Warum ein zentrales Datenregister?
In 2022 stehen fünf Landtagswahlen an: 27. März Saarland, 8. Mai Schleswig-Holstein, 15. Mai Nordrhein-Westfalen und am 9. Oktober Niedersachsen. Die leidvollen Erfahrungen in der Pandemiebekämpfung bei der letzten Bundestagswahl geben angesichts der heftigen Debatte um Impfpflichten Anlass zur Sorge. Erneut steht zu befürchten, dass in diesem komplexen Geschehen aus wahlpolitischem Taktieren auf der Basis einer völlig unzureichenden Datenlage gravierende Entscheidungen zu Lasten der Bevölkerung getroffen werden.
Die aktuellen Inzidenzzahlen der Omikron-Pandemie sind mit einer hohen Dunkelziffer behaftet, da die Gesundheitsämter den Meldeaufwand kaum noch bewältigen können. Zumindest in NRW sind die Schulen allein auf sich gestellt. Bis zu einem Drittel aller Schüler befinden sich derzeit in Quarantäne, ohne dass die Gesundheitsämter mit dem Melden nachkommen. Der Verzug beträgt mittlerweile mindestens zwei Wochen. Gleichzeitig gibt es in der Tagespresse die freudige Nachricht, dass sich die Omikron-Pandemie in den Schulen gerade massiv zurückbildet. Die Unikliniken in Aachen, Düsseldorf und Essen meldeten kürzlich, dass mehr als die Hälfte der gemeldeten Covid-19-Patienten nicht wegen Corona wegen anderer Erkrankungen, aber mit einer oft unentdeckten Covid-19 Infektion eingewiesen wurden. Diese Zahlen verfälschen natürlich die Statistik.

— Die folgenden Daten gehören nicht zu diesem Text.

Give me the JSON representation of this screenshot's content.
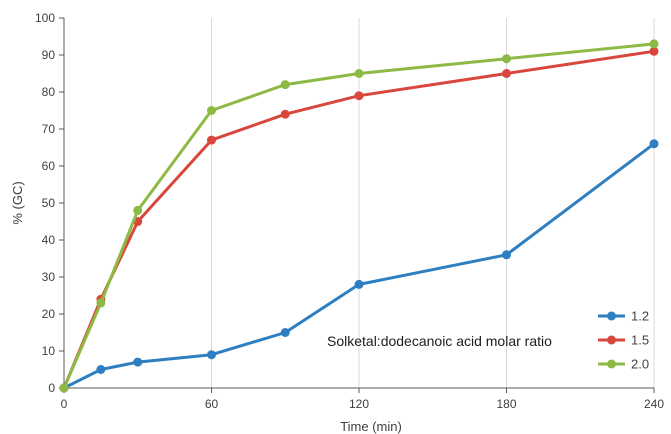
{
  "chart_data": {
    "type": "line",
    "xlabel": "Time (min)",
    "ylabel": "% (GC)",
    "annotation": "Solketal:dodecanoic acid molar ratio",
    "xlim": [
      0,
      240
    ],
    "ylim": [
      0,
      100
    ],
    "xticks": [
      0,
      60,
      120,
      180,
      240
    ],
    "yticks": [
      0,
      10,
      20,
      30,
      40,
      50,
      60,
      70,
      80,
      90,
      100
    ],
    "grid": "vertical",
    "legend_position": "bottom-right",
    "x": [
      0,
      15,
      30,
      60,
      90,
      120,
      180,
      240
    ],
    "series": [
      {
        "name": "1.2",
        "color": "#2E7FC1",
        "values": [
          0,
          5,
          7,
          9,
          15,
          28,
          36,
          66
        ]
      },
      {
        "name": "1.5",
        "color": "#D9463B",
        "values": [
          0,
          24,
          45,
          67,
          74,
          79,
          85,
          91
        ]
      },
      {
        "name": "2.0",
        "color": "#8DBA45",
        "values": [
          0,
          23,
          48,
          75,
          82,
          85,
          89,
          93
        ]
      }
    ]
  }
}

Auf der Basis dieser völlig veralteten bzw. unvollständigen Daten berechnen die epidemiologischen Modellierer unentwegt Prognosen über die weiteren Entwicklungen, welche wiederum Grundlagen für politische Entscheidungen bilden. Welche tiefgreifenden Auswirkungen solche fehlerhaften Daten nach sich ziehen, zeigte sich bereits zu Anfang der Corona-Epidemie 2020, als eine Forschergruppe um Viola Priesemann mittels einer mathematischen Modellierung das Infektionsgeschehen beschrieb. Sie wollte darauf aufbauend den positiven Effekt von drei zentralen Maßnahmen in Deutschland bestimmen. Der Kurvenverlauf der Reproduktionszahl R zeigte anhand der gemeldeten Zahlen auch erfolgreich einen starken Rückgang der Infektionen: zuerst nach der Absage der Großveranstaltungen, dann nach der Schließung von Schulen, Kindertagesstätten und Geschäften und letztendlich nach dem umfangreichen Kontaktverbot durch den Lockdown Ende März 2020.

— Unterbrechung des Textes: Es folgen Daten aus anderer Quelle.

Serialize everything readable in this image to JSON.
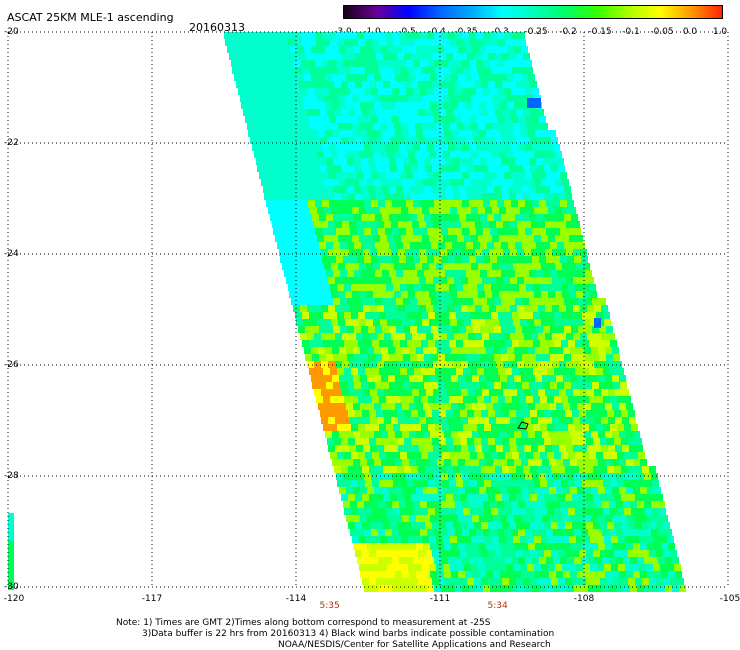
{
  "header": {
    "title": "ASCAT 25KM MLE-1 ascending",
    "date": "20160313"
  },
  "colorbar": {
    "labels": [
      "-3.0",
      "-1.0",
      "-0.5",
      "-0.4",
      "-0.35",
      "-0.3",
      "-0.25",
      "-0.2",
      "-0.15",
      "-0.1",
      "-0.05",
      "0.0",
      "1.0"
    ],
    "colors": [
      "#1a001a",
      "#6b0099",
      "#0000ff",
      "#0066ff",
      "#00aaff",
      "#00ffff",
      "#00ffbb",
      "#00ff66",
      "#33ff00",
      "#aaff00",
      "#ffff00",
      "#ff9900",
      "#ff2200"
    ]
  },
  "axes": {
    "lat_labels": [
      "-20",
      "-22",
      "-24",
      "-26",
      "-28",
      "-30"
    ],
    "lon_labels": [
      "-120",
      "-117",
      "-114",
      "-111",
      "-108",
      "-105"
    ],
    "lat_range": [
      -30,
      -20
    ],
    "lon_range": [
      -120,
      -105
    ],
    "grid": "dotted"
  },
  "pass_times": [
    {
      "label": "5:35",
      "lon": -113.3
    },
    {
      "label": "5:34",
      "lon": -109.8
    }
  ],
  "notes": {
    "line1": "Note: 1) Times are GMT 2)Times along bottom correspond to measurement at -25S",
    "line2": "3)Data buffer is 22 hrs from 20160313 4) Black wind barbs indicate possible contamination",
    "line3": "NOAA/NESDIS/Center for Satellite Applications and Research"
  },
  "swath": {
    "description_colors": {
      "cyan": "#00ffff",
      "aqua": "#00ffcc",
      "green_light": "#00ff99",
      "green": "#00ff55",
      "yellow_green": "#99ff00",
      "lime": "#ccff00",
      "yellow": "#ffff00",
      "orange": "#ff9900",
      "blue": "#0066ff"
    }
  }
}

Der fundamentale Fehler der Analyse lag in dem Zeitverzug zwischen dem tatsächlichen Infektionszeitpunkt und der zwei Wochen verspäteten Meldung an das RKI. Eine nachträgliche Korrektur zeigte deutlich, dass die massiven Maßnahmen keinen relevanten Effekt auf die Virusausbreitung zeigten, vielmehr befand sich die Pandemie schon saisonbedingt längst in der Abklingphase.
Ein weiteres Beispiel für fehlerhafte Datengrundlagen lieferte eine Modellrechnung der Leopoldina, als sie im Dezember 2021 die Wirksamkeit und damit die Notwendigkeit eines harten Lockdowns in Deutschland belegen wollte. Trotz der daraufhin erfolgten massiven Kontaktbeschränkungen verharrten die Inzidenzzahlen auf hohem Niveau. Der Lockdown war unwirksam. Dafür gingen die Zahlen in der Schweiz und in Schweden auch ohne Lockdown runter. Das Problem: Das Leopoldina-Modell verwendete Daten aus dem Frühjahr 2020, als eine völlig andere Umsetzung und Akzeptanz von Maßnahmen vorherrschte.

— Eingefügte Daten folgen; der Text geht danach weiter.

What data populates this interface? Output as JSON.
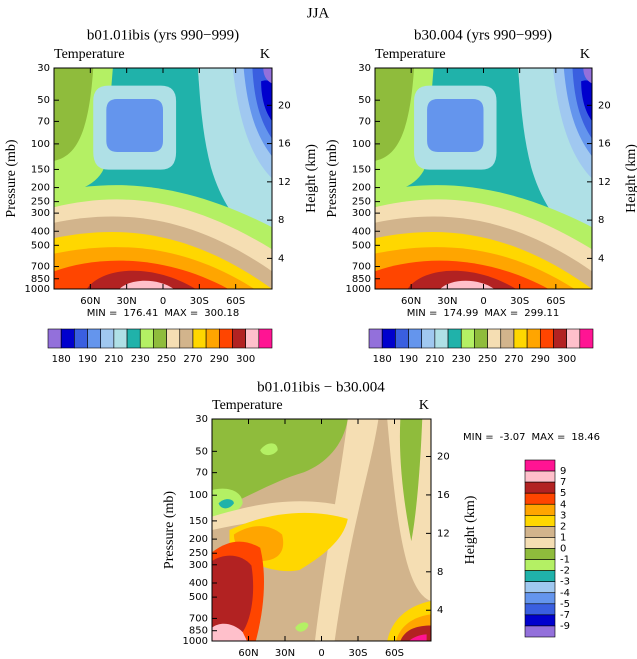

Dies veranlasste den Medizinstatistiker Gerd Antes, ein Pionier der evidenzbasierten Medizin und Vorstand der Cochrane Stiftung im Mai 2021 beim SWR 2 zum Ausruf „Wir befinden uns weiterhin im Blindflug!“. Er fordert seit längerem die Durchführung einer repräsentativen Kohortenstudie mit 50.000 Menschen, deren Datenpool ohne Datenschutz-Einschränkungen wissenschaftlich ausgewertet werden kann, um endlich verlässliche Informationen über die wahre Infektionslage in Deutschland zu erhalten.